Y por si todo lo anterior no resultara suficiente, un porcentaje apreciable de los medicamentos que la industria farmacéutica promociona como suyos y que utiliza para intentar justificar sus elevados presupuestos, no proviene de sus propias fuentes, si no de investigaciones financiadas con fondos públicos, y llevadas a cabo en universidades, pequeñas compañías biotecnológicas o en el Instituto Nacional de Salud de los Estados Unidos, los cuales ceden la exclusividad de sus descubrimientos a los laboratorios a cambio de regalías. Al respecto, un informe de la Agencia Nacional de Investigación Económica de los EE.UU. refirió en 1997 que la investigación financiada con dinero público era responsable de 15 de los 21 fármacos más eficaces aprobados entre 1965 y 1992; por otro lado, el Boston Globe reveló que 45 de los 50 medicamentos más exitosos aprobados entre 1992 y 1997, habían recibido fondos del gobierno de los EE.UU.
En suma, la gran diferencia en los precios de los medicamentos originales no se justifica solamente por la investigación y el desarrollo de nuevos fármacos verdaderamente innovadores, si no principalmente por la publicidad –abierta o disfrazada (incluyendo generosos obsequios hacia todos los “desinteresados colaboradores”, así como actividades “educacionales”)- y por las enormes ganancias de una industria farmacéutica dedicada en la actualidad mayormente a la fabricación y difusión de medicamentos poco novedosos y que no ofrecen mayores ventajas respecto a los que ya existen.
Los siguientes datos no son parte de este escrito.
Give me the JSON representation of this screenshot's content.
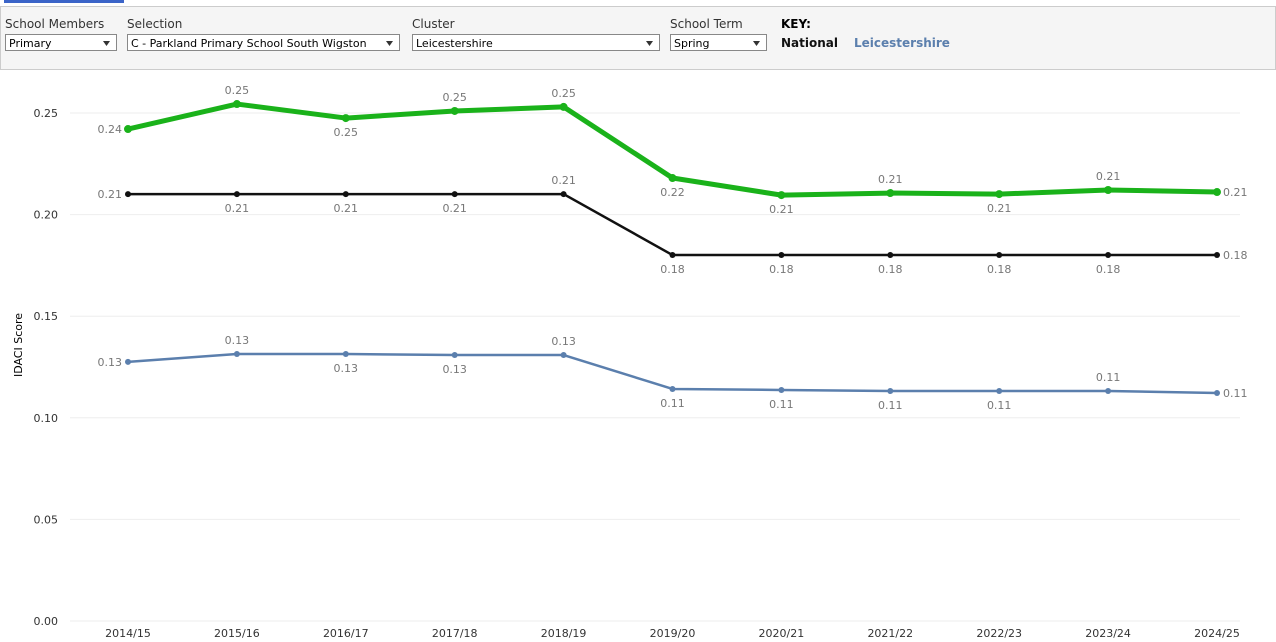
{
  "filters": [
    {
      "label": "School Members",
      "value": "Primary"
    },
    {
      "label": "Selection",
      "value": "C - Parkland Primary School South Wigston"
    },
    {
      "label": "Cluster",
      "value": "Leicestershire"
    },
    {
      "label": "School Term",
      "value": "Spring"
    }
  ],
  "key": {
    "title": "KEY:"
  },
  "chart_data": {
    "type": "line",
    "y_label": "IDACI Score",
    "categories": [
      "2014/15",
      "2015/16",
      "2016/17",
      "2017/18",
      "2018/19",
      "2019/20",
      "2020/21",
      "2021/22",
      "2022/23",
      "2023/24",
      "2024/25"
    ],
    "ylim": [
      0,
      0.27
    ],
    "yticks": [
      {
        "value": 0,
        "label": "0.00"
      },
      0.05,
      {
        "value": 0.1,
        "label": "0.10"
      },
      0.15,
      {
        "value": 0.2,
        "label": "0.20"
      },
      0.25
    ],
    "grid": true,
    "series": [
      {
        "color": "#1ab21a",
        "width": 5,
        "values": [
          0.2421,
          0.2544,
          0.2475,
          0.251,
          0.253,
          0.218,
          0.2096,
          0.2106,
          0.2101,
          0.2121,
          0.2111
        ],
        "value_labels": [
          "0.24",
          "0.25",
          "0.25",
          "0.25",
          "0.25",
          "0.22",
          "0.21",
          "0.21",
          "0.21",
          "0.21",
          "0.21"
        ]
      },
      {
        "name": "National",
        "color": "#111111",
        "width": 2.5,
        "values": [
          0.2101,
          0.2101,
          0.2101,
          0.2101,
          0.2101,
          0.1801,
          0.1801,
          0.1801,
          0.1801,
          0.1801,
          0.1801
        ],
        "value_labels": [
          "0.21",
          "0.21",
          "0.21",
          "0.21",
          "0.21",
          "0.18",
          "0.18",
          "0.18",
          "0.18",
          "0.18",
          "0.18"
        ]
      },
      {
        "name": "Leicestershire",
        "color": "#5b7fad",
        "width": 2.5,
        "values": [
          0.1275,
          0.1314,
          0.1314,
          0.1309,
          0.1309,
          0.1142,
          0.1137,
          0.1132,
          0.1132,
          0.1132,
          0.1122
        ],
        "value_labels": [
          "0.13",
          "0.13",
          "0.13",
          "0.13",
          "0.13",
          "0.11",
          "0.11",
          "0.11",
          "0.11",
          "0.11",
          "0.11"
        ]
      }
    ]
  }
}
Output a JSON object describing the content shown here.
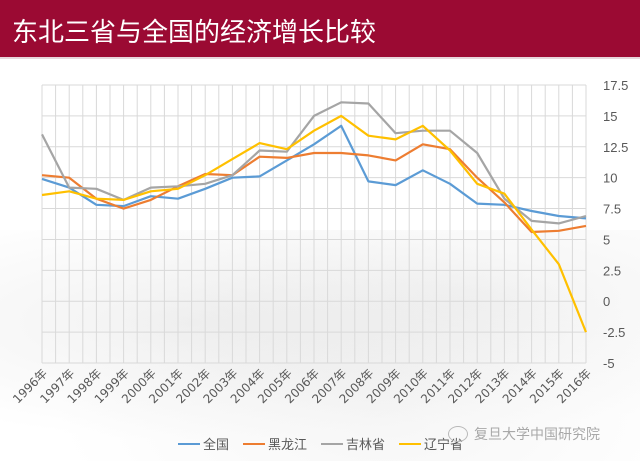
{
  "header": {
    "title": "东北三省与全国的经济增长比较",
    "background_color": "#9b0a33"
  },
  "credit": {
    "icon": "wechat-icon",
    "text": "复旦大学中国研究院"
  },
  "legend": [
    {
      "label": "全国",
      "color": "#5b9bd5"
    },
    {
      "label": "黑龙江",
      "color": "#ed7d31"
    },
    {
      "label": "吉林省",
      "color": "#a5a5a5"
    },
    {
      "label": "辽宁省",
      "color": "#ffc000"
    }
  ],
  "chart_data": {
    "type": "line",
    "title": "东北三省与全国的经济增长比较",
    "xlabel": "",
    "ylabel": "",
    "categories": [
      "1996年",
      "1997年",
      "1998年",
      "1999年",
      "2000年",
      "2001年",
      "2002年",
      "2003年",
      "2004年",
      "2005年",
      "2006年",
      "2007年",
      "2008年",
      "2009年",
      "2010年",
      "2011年",
      "2012年",
      "2013年",
      "2014年",
      "2015年",
      "2016年"
    ],
    "y_ticks": [
      "17.5",
      "15",
      "12.5",
      "10",
      "7.5",
      "5",
      "2.5",
      "0",
      "-2.5",
      "-5"
    ],
    "ylim": [
      -5,
      17.5
    ],
    "y_axis_position": "right",
    "grid": true,
    "legend_position": "bottom",
    "series": [
      {
        "name": "全国",
        "color": "#5b9bd5",
        "values": [
          9.9,
          9.2,
          7.8,
          7.7,
          8.5,
          8.3,
          9.1,
          10.0,
          10.1,
          11.4,
          12.7,
          14.2,
          9.7,
          9.4,
          10.6,
          9.5,
          7.9,
          7.8,
          7.3,
          6.9,
          6.7
        ]
      },
      {
        "name": "黑龙江",
        "color": "#ed7d31",
        "values": [
          10.2,
          10.0,
          8.3,
          7.5,
          8.2,
          9.3,
          10.3,
          10.2,
          11.7,
          11.6,
          12.0,
          12.0,
          11.8,
          11.4,
          12.7,
          12.3,
          10.0,
          8.0,
          5.6,
          5.7,
          6.1
        ]
      },
      {
        "name": "吉林省",
        "color": "#a5a5a5",
        "values": [
          13.5,
          9.2,
          9.1,
          8.2,
          9.2,
          9.3,
          9.5,
          10.2,
          12.2,
          12.1,
          15.0,
          16.1,
          16.0,
          13.6,
          13.8,
          13.8,
          12.0,
          8.3,
          6.5,
          6.3,
          6.9
        ]
      },
      {
        "name": "辽宁省",
        "color": "#ffc000",
        "values": [
          8.6,
          8.9,
          8.3,
          8.2,
          8.9,
          9.1,
          10.2,
          11.5,
          12.8,
          12.3,
          13.8,
          15.0,
          13.4,
          13.1,
          14.2,
          12.2,
          9.5,
          8.7,
          5.8,
          3.0,
          -2.5
        ]
      }
    ]
  }
}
Aunque muchos de sus áulicos digan lo contrario.
Referencias:
Consumers International. Branding the cure: A consumer perspective on corporate social responsibility, drug promotion and the pharmaceutical industry in Europe. Londres, 2006.
Consumers International. Drugs, doctors and dinners. How drug companies influence health in the developing world. Londres, 2007.
Families U.S. Foundation. Profiting from pain: Where prescription drug dollars go. Families USA Publication No. 02-105, 2002.
Harris G. Psychiatrists top list in drug maker gifts. The New York Times. June 27, 2007.
Pignarre P. El gran secreto de la industria farmacéutica. Barcelona: Editorial Gedisa S.A., 2005.